和気藹々
「ほえー此処がイタリアかー。良い匂いが凄くするね。」
開口一番、クレアが感嘆?の声を上げた。
確かに良い匂いはする。
チーズやらトマトやらオリーブオイルの香りかな。
「……ん?なあマラッティーア。」
「何かな?」
「クレアはイタリア人だろ?何で初めて来たようなリアクションなんだ?」
「……彼女がイタリア人ではないからだよ。」
イタリア人じゃない?
確かクレアツィオーネはイタリア語だよな。
「クレアツィオーネ・マテリアはイタリア語で創造の物質だよ。」
「……お前まで心を読む様な事するの止めてくれよ。」
「ごめんごめん。クレアに名前を付けたのは僕なんだ。」
「え。それってつまり……。」
「無論僕とクレアが親子だとかそういう落ちではないからね。」
何だ違うのか。
「じゃあ何でお前が名前を?」
「詳しい事は省くよ。彼女のプライバシーだからね。僕が彼女を拾った。だから名前を付けた。ただそれだけの詰まらない話さ。

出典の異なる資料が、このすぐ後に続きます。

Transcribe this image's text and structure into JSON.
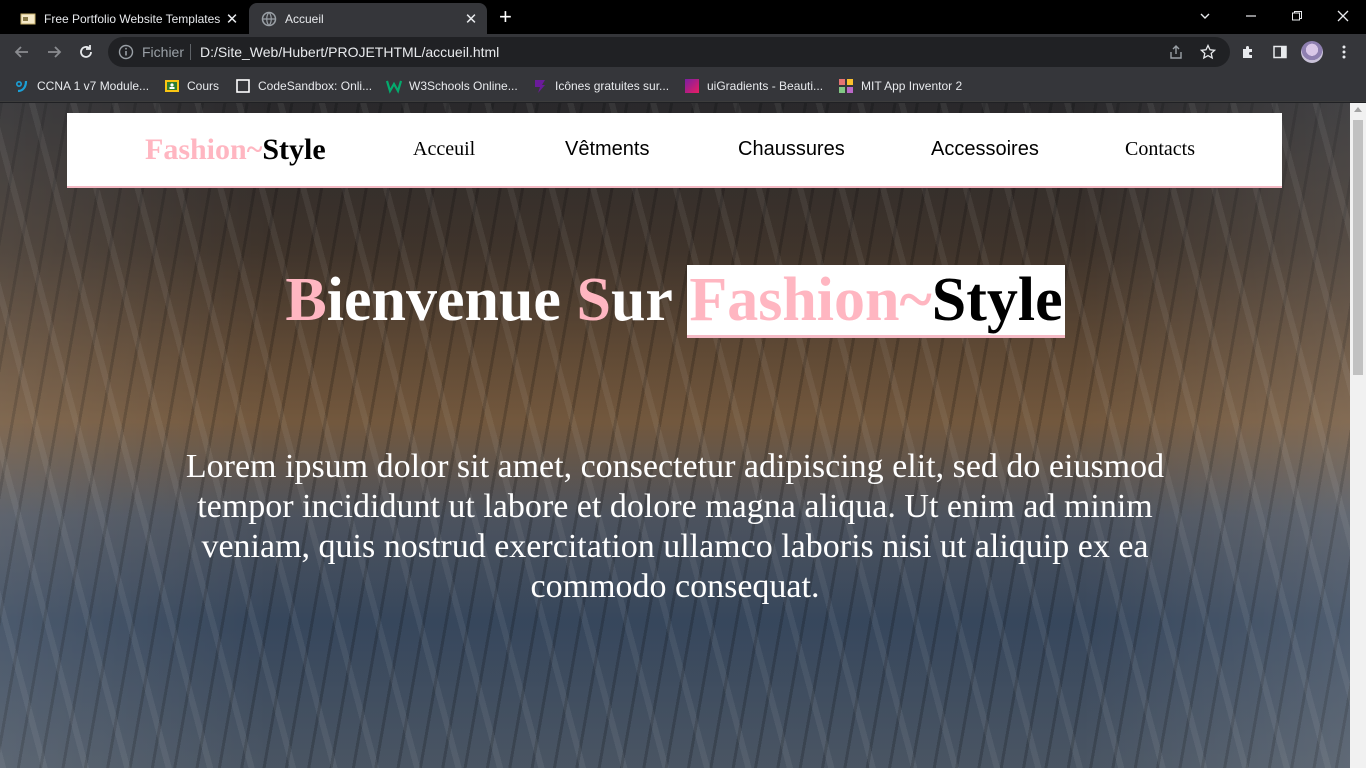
{
  "browser": {
    "tabs": [
      {
        "title": "Free Portfolio Website Templates",
        "active": false
      },
      {
        "title": "Accueil",
        "active": true
      }
    ],
    "address": {
      "scheme_label": "Fichier",
      "url": "D:/Site_Web/Hubert/PROJETHTML/accueil.html"
    },
    "bookmarks": [
      {
        "label": "CCNA 1 v7 Module...",
        "icon": "cisco-icon",
        "color": "#1ba0d7"
      },
      {
        "label": "Cours",
        "icon": "classroom-icon",
        "color": "#f9c513"
      },
      {
        "label": "CodeSandbox: Onli...",
        "icon": "codesandbox-icon",
        "color": "#ffffff"
      },
      {
        "label": "W3Schools Online...",
        "icon": "w3schools-icon",
        "color": "#04aa6d"
      },
      {
        "label": "Icônes gratuites sur...",
        "icon": "flaticon-icon",
        "color": "#6a1b9a"
      },
      {
        "label": "uiGradients - Beauti...",
        "icon": "uigradients-icon",
        "color": "#c2185b"
      },
      {
        "label": "MIT App Inventor 2",
        "icon": "appinventor-icon",
        "color": "#e57373"
      }
    ]
  },
  "site": {
    "logo": {
      "part1": "Fashion~",
      "part2": "Style"
    },
    "nav": [
      "Acceuil",
      "Vêtments",
      "Chaussures",
      "Accessoires",
      "Contacts"
    ],
    "hero": {
      "b": "B",
      "ienvenue": "ienvenue ",
      "s": "S",
      "ur": "ur ",
      "brand1": "Fashion~",
      "brand2": "Style",
      "text": "Lorem ipsum dolor sit amet, consectetur adipiscing elit, sed do eiusmod tempor incididunt ut labore et dolore magna aliqua. Ut enim ad minim veniam, quis nostrud exercitation ullamco laboris nisi ut aliquip ex ea commodo consequat."
    }
  },
  "colors": {
    "accent_pink": "#ffb6c1",
    "nav_border": "#f4b9c4"
  }
}
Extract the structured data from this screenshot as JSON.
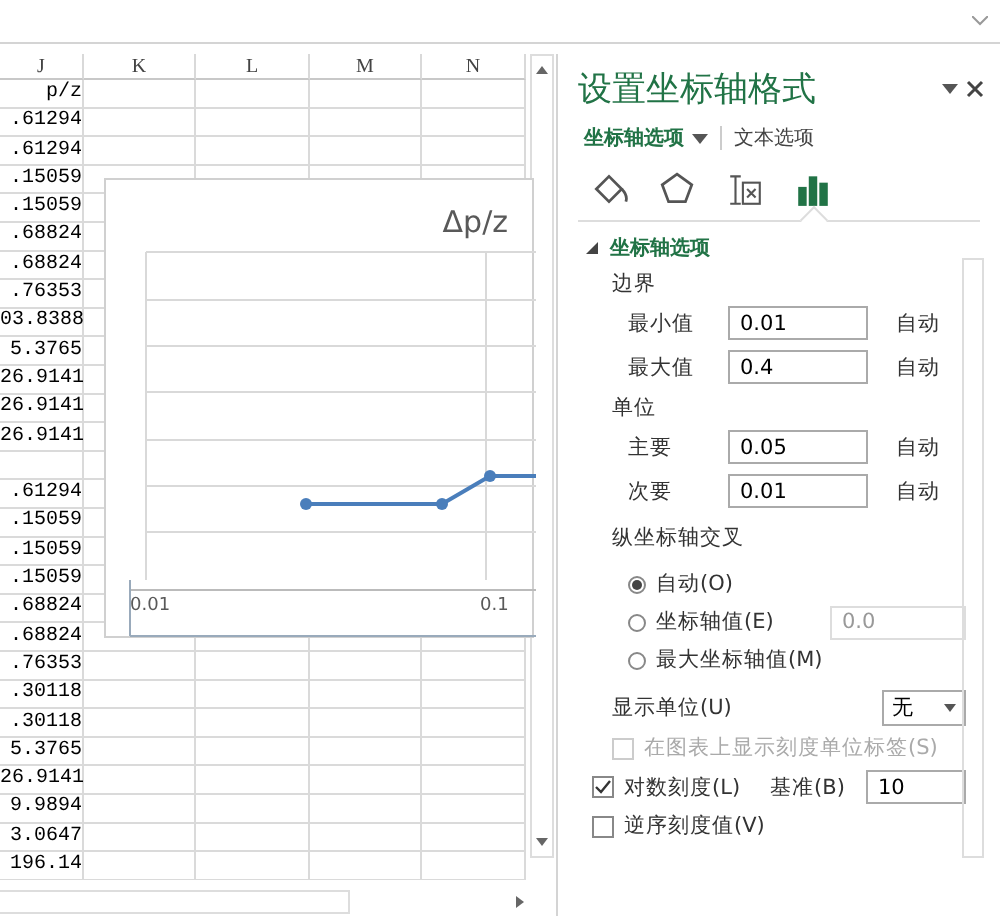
{
  "sheet": {
    "columns": [
      "J",
      "K",
      "L",
      "M",
      "N"
    ],
    "rows": [
      {
        "value": "p/z"
      },
      {
        "value": ".61294"
      },
      {
        "value": ".61294"
      },
      {
        "value": ".15059"
      },
      {
        "value": ".15059"
      },
      {
        "value": ".68824"
      },
      {
        "value": ".68824"
      },
      {
        "value": ".76353"
      },
      {
        "value": "03.8388"
      },
      {
        "value": "5.3765"
      },
      {
        "value": "26.9141"
      },
      {
        "value": "26.9141"
      },
      {
        "value": "26.9141"
      },
      {},
      {
        "value": ".61294"
      },
      {
        "value": ".15059"
      },
      {
        "value": ".15059"
      },
      {
        "value": ".15059"
      },
      {
        "value": ".68824"
      },
      {
        "value": ".68824"
      },
      {
        "value": ".76353"
      },
      {
        "value": ".30118"
      },
      {
        "value": ".30118"
      },
      {
        "value": "5.3765"
      },
      {
        "value": "26.9141"
      },
      {
        "value": "9.9894"
      },
      {
        "value": "3.0647"
      },
      {
        "value": "196.14"
      }
    ],
    "chart": {
      "title": "Δp/z",
      "x_labels": [
        "0.01",
        "0.1"
      ]
    }
  },
  "panel": {
    "title": "设置坐标轴格式",
    "tabs": [
      {
        "label": "坐标轴选项",
        "selected": true
      },
      {
        "label": "文本选项",
        "selected": false
      }
    ],
    "icon_tabs": [
      {
        "kind": "fill",
        "selected": false
      },
      {
        "kind": "effects",
        "selected": false
      },
      {
        "kind": "size",
        "selected": false
      },
      {
        "kind": "axis",
        "selected": true
      }
    ],
    "section": {
      "title": "坐标轴选项",
      "expanded": true
    },
    "groups": [
      {
        "title": "边界",
        "fields": [
          {
            "label": "最小值",
            "value": "0.01",
            "auto": "自动"
          },
          {
            "label": "最大值",
            "value": "0.4",
            "auto": "自动"
          }
        ]
      },
      {
        "title": "单位",
        "fields": [
          {
            "label": "主要",
            "value": "0.05",
            "auto": "自动"
          },
          {
            "label": "次要",
            "value": "0.01",
            "auto": "自动"
          }
        ]
      }
    ],
    "cross": {
      "title": "纵坐标轴交叉",
      "options": [
        {
          "label": "自动(O)",
          "selected": true
        },
        {
          "label": "坐标轴值(E)",
          "selected": false,
          "value": "0.0"
        },
        {
          "label": "最大坐标轴值(M)",
          "selected": false
        }
      ]
    },
    "display_units": {
      "label": "显示单位(U)",
      "value": "无"
    },
    "checks": [
      {
        "kind": "plain",
        "label": "在图表上显示刻度单位标签(S)",
        "checked": false,
        "disabled": true
      },
      {
        "kind": "base",
        "label": "对数刻度(L)",
        "checked": true,
        "disabled": false,
        "base_label": "基准(B)",
        "base_value": "10"
      },
      {
        "kind": "plain",
        "label": "逆序刻度值(V)",
        "checked": false,
        "disabled": false
      }
    ]
  }
}
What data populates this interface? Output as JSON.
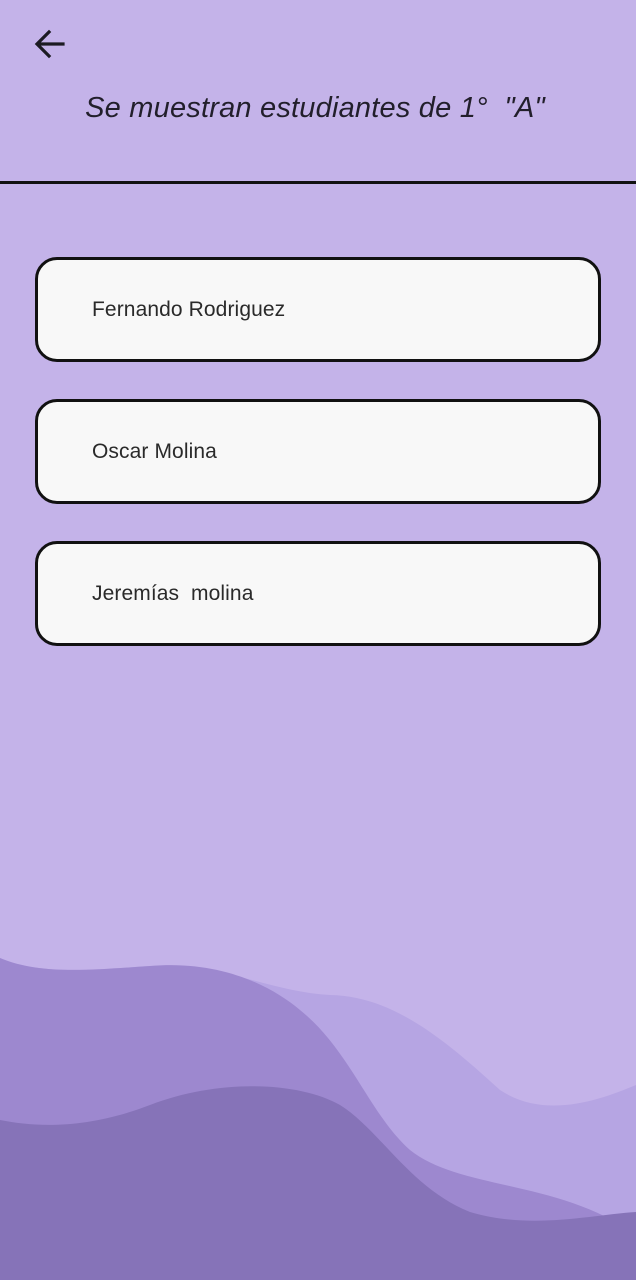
{
  "header": {
    "back_icon": "arrow-left-icon",
    "title": "Se muestran estudiantes de 1°  \"A\""
  },
  "students": [
    {
      "name": "Fernando Rodriguez"
    },
    {
      "name": "Oscar Molina"
    },
    {
      "name": "Jeremías  molina"
    }
  ],
  "colors": {
    "background": "#c4b3e9",
    "card": "#f8f8f8",
    "card_border": "#111111",
    "wave_light": "#b6a5e3",
    "wave_mid": "#9d88cf",
    "wave_dark": "#8673b8"
  }
}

」
そう言いながらマラッティーアはクレアの背中を見つめた。
その目には怒りだとか同情だとか、とにかくあまり良い感じではない感情が宿っている様に見える。
……ま、適当な事を言ってるけど。
「ねーねーリーダー!お昼ご飯食べよーよ!」
「そうだね。お腹も減ったしそうしよう。」
無邪気に、何時もは全く感じさせない子供っぽさを全開にしてクレアは笑顔を振り撒いて、マラッティーアはそれに笑顔で返す。
歳は一つしか違わない筈なのに、それだけ見ているとまるで親子みてえだ。
「血の繋がりより深い物を、あの二人は持っているわ。」
「……アリスレット。お前まで心を読むみたいな事しないでくれ。」
「あらごめんなさい。爽が優しい目をしていたのでつい。いえ、優しいというよりは生暖かいかしらね。」
一言多い。
「とにかくあの子はボスに絶対の信頼を寄せているのよ。こんな殺しばかりの世界に置かれる事になったっていうのにね。それでも、あの子が以前いた世界に比べれば100億倍はマシなんでしょうけど。」
「そんなに酷い世界にいたのか。」
「……まあそうね。話せば確実に同情させる事が出来ると思うわ。だから話さないけど。」
「そうか。」
ま、無理に聞き出そうとは思わない。
誰にだって触れられたくねえ傷はあるだろう。
「おーいアリス!そーう!早くおいでよ!」
「おう!……普段からあんな感じだったら可愛いのにな。」
「あら、それでは普段のクレアは可愛くないと。後で言っておくわね。」
「そういう意味じゃない。年相応にしてればいいのにって話だ。」
「私だって出来ればそんな風に生きてくれたらと思うわよ。でも、あの子が選んだ生き方だもの。」
……それもそうか。
他人の生き方に口出し出来る程俺達は偉くないし、そんな事をしていい様な生き方もしていない。
何たって殺しを生業にしているんだからな。
そんな事を考えながら、俺は半分寝ている雨を引っ張ってマラッティーア達の方に向かった。